Commenting on the U.S. State Department's decision to put a combined $12 million bounty on three key PKK leaders, Kalın said: "They say they are making a distinction between the PKK, and the People's Protection Units (YPG) and Democratic Union Party (PYD) but they cannot fool us. We have told them many times that the organic link between them [the PKK and YPG/PYD] is not [purely] instrumental."

Stressing that the announcement, which has been regarded as a positive development by the Turkish side, came too little, too late, Kalın warned that if the U.S.' real intention is to conceal their continuing engagement with the YPG, the truth will soon come to light.

U.S. support for the YPG terrorist organization, which facilitated the groups' efforts to form an autonomous region, has been a major sticking point in U.S.-Turkey relations. The U.S. has provided military training and truckloads of weapons despite Ankara's security concerns and warnings that the group is linked to the PKK terrorist organization that has claimed the lives of more than 40,000 people over 30 years.

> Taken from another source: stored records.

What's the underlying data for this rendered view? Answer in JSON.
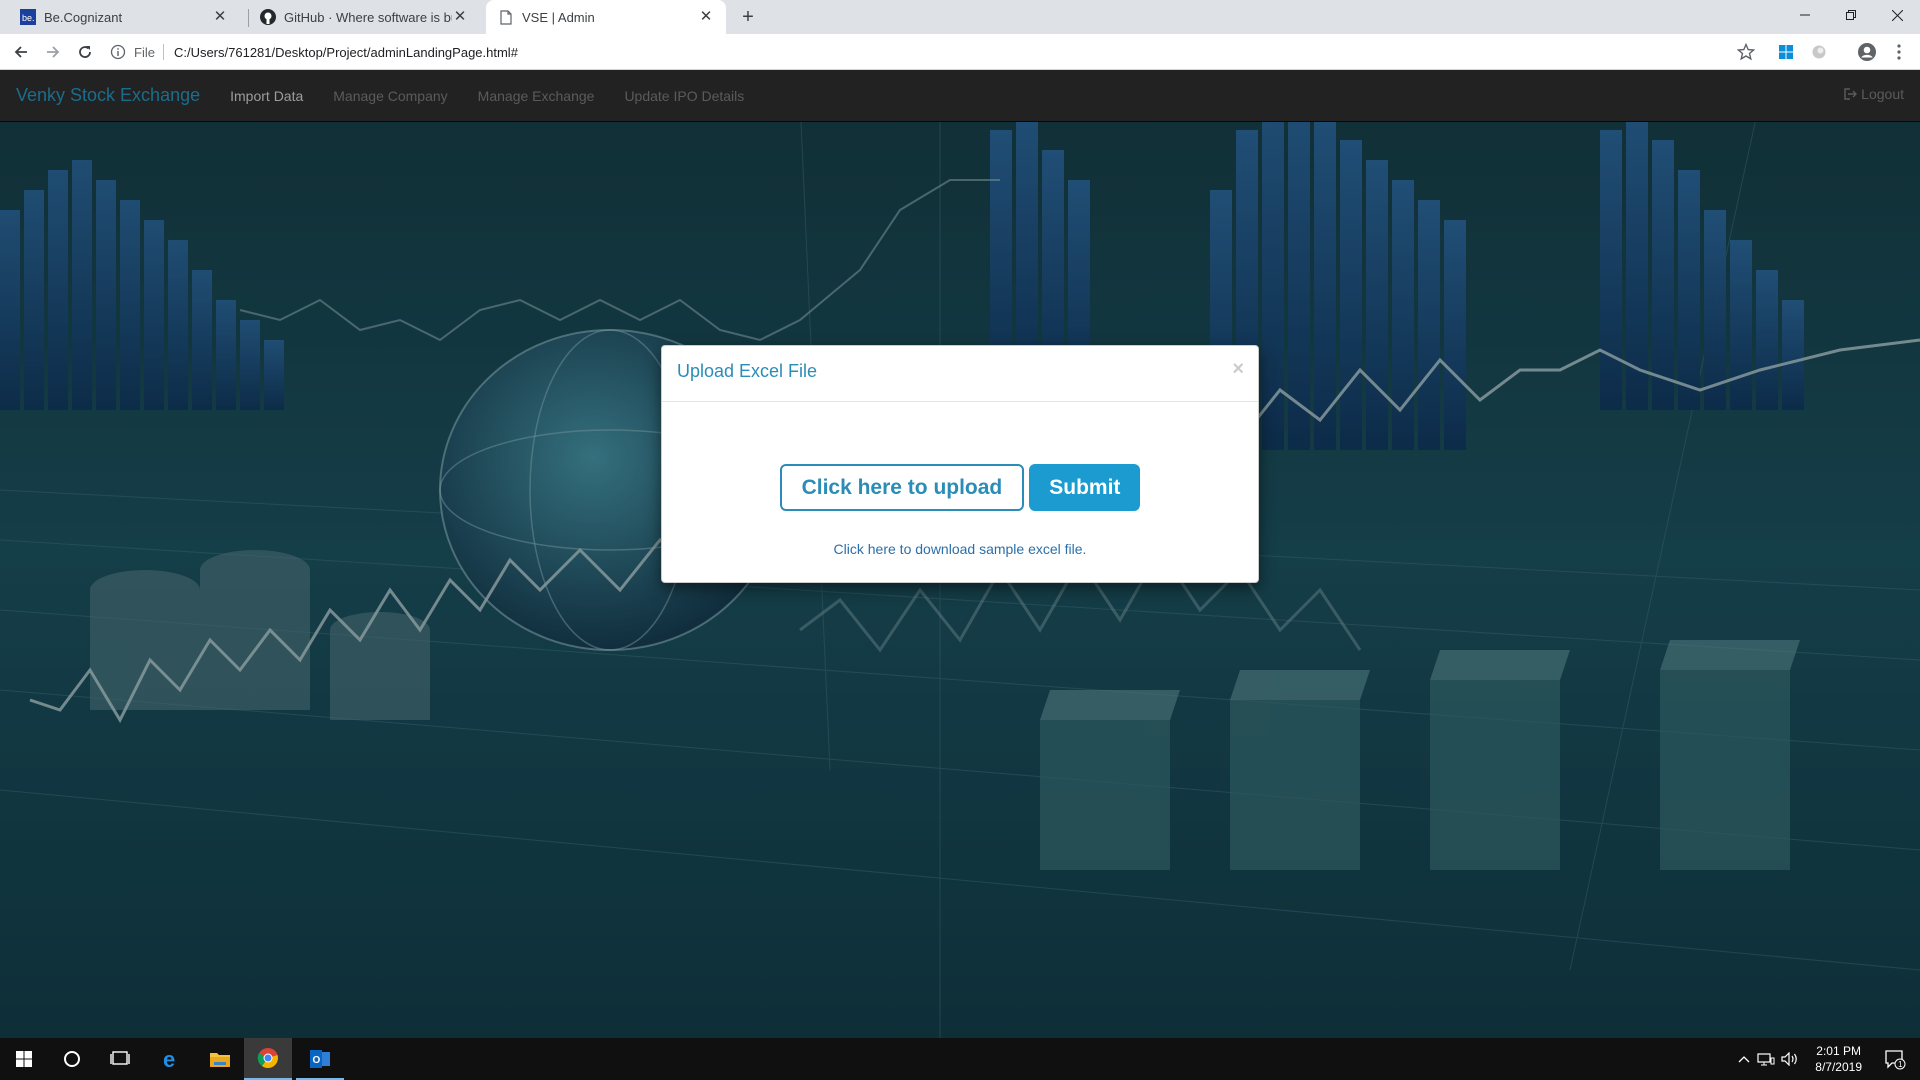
{
  "browser": {
    "tabs": [
      {
        "title": "Be.Cognizant",
        "icon": "be-cognizant-icon",
        "active": false
      },
      {
        "title": "GitHub · Where software is built",
        "icon": "github-icon",
        "active": false
      },
      {
        "title": "VSE | Admin",
        "icon": "page-icon",
        "active": true
      }
    ],
    "address": {
      "scheme": "File",
      "url": "C:/Users/761281/Desktop/Project/adminLandingPage.html#"
    }
  },
  "navbar": {
    "brand": "Venky Stock Exchange",
    "links": [
      "Import Data",
      "Manage Company",
      "Manage Exchange",
      "Update IPO Details"
    ],
    "logout": "Logout"
  },
  "modal": {
    "title": "Upload Excel File",
    "close": "×",
    "upload_button": "Click here to upload",
    "submit_button": "Submit",
    "download_link": "Click here to download sample excel file."
  },
  "taskbar": {
    "time": "2:01 PM",
    "date": "8/7/2019",
    "notification_count": "1"
  },
  "colors": {
    "brand": "#1b6d8c",
    "modal_title": "#2b8cb8",
    "submit_bg": "#1c9bd1",
    "navbar_bg": "#222222"
  }
}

Although the U.S. recognizes the PKK as a terrorist organization, it denies the group's connection with the YPG and the Syrian Democratic Forces (SDF), an umbrella group that mostly consists of YPG terrorists, despite all the proof suggesting otherwise and continues to support the terrorists under the pretext of fighting Daesh.

The U.S.' cooperation with the YPG/SDF has caused tension between Ankara and Washington. Ankara believes that the U.S. has been using the fight against Daesh as an excuse to justify its heavy arms support to the group, which signals that Washington has long-term objectives in the region.